A Dutch court accepted blockchain-derived evidence in a data trafficking case and sentenced the defendant to two years in prison. The ruling adds to a growing body of European case law where on-chain records are treated as admissible evidence in criminal proceedings.
The case involved data trafficking, a category of cybercrime that has surged across Europe as stolen personal information becomes a tradable commodity on dark web marketplaces. Dutch authorities used blockchain analysis to build a prosecutable trail, and the court found that evidence compelling enough for the two-year sentence.
This is not the first time the Netherlands has leaned on blockchain forensics in a criminal proceeding. Dutch police and FIOD, the country's fiscal intelligence and investigation service, have been integrating blockchain analysis into cross-border investigations for years. Their toolkit allows them to trace illicit financial flows across wallets, exchanges, and mixing services.
The most high-profile example remains the Tornado Cash case. Alexey Pertsev, co-founder of the Ethereum-based mixer, was sentenced to five years and four months in prison after a Dutch court relied heavily on on-chain evidence to link the protocol to the laundering of over $1.2 billion in stolen digital assets.
Every transaction is timestamped, hashed, and stored on a distributed ledger that nobody controls and nobody can retroactively alter. That combination of immutability and precision is exactly what courts look for when evaluating whether electronic evidence meets admissibility standards.

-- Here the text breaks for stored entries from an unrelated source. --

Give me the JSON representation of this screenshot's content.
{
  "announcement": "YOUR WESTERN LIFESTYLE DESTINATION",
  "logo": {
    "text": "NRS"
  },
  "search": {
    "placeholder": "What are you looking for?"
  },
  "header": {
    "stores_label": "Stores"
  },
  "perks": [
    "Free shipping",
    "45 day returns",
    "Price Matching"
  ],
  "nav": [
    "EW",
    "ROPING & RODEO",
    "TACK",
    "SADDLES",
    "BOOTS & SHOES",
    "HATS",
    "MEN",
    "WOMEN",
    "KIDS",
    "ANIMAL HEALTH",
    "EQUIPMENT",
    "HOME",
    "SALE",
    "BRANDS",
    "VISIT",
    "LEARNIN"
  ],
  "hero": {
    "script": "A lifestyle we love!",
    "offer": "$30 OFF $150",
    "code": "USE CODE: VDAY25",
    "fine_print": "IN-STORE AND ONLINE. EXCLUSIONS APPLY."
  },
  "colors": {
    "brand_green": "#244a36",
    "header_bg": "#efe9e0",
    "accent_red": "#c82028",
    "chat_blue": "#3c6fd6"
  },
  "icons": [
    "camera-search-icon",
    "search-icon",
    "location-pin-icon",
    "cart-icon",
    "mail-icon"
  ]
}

French courts have recognized blockchain timestamping as legitimate evidence in legal disputes. Chinese courts have gone further, formally affirming the technical validity of blockchain records in judicial proceedings.
The admissibility framework in the Netherlands generally slots blockchain evidence under existing electronic evidence standards. Courts evaluate the reliability of the data based on cryptographic hashes, timestamps, and the inherent properties of the underlying protocol. No new legislation was required to make this work.
For legitimate market participants, greater legal clarity around how blockchain records are treated in court reduces uncertainty for institutions considering entering the space. If on-chain data is reliable enough to convict someone, it's reliable enough to settle a commercial dispute, verify a transaction history, or satisfy a compliance audit.
The two-year sentence in this case and the five-year-plus sentence in the Tornado Cash case bracket a range of consequences for anyone treating blockchain pseudonymity as genuine anonymity.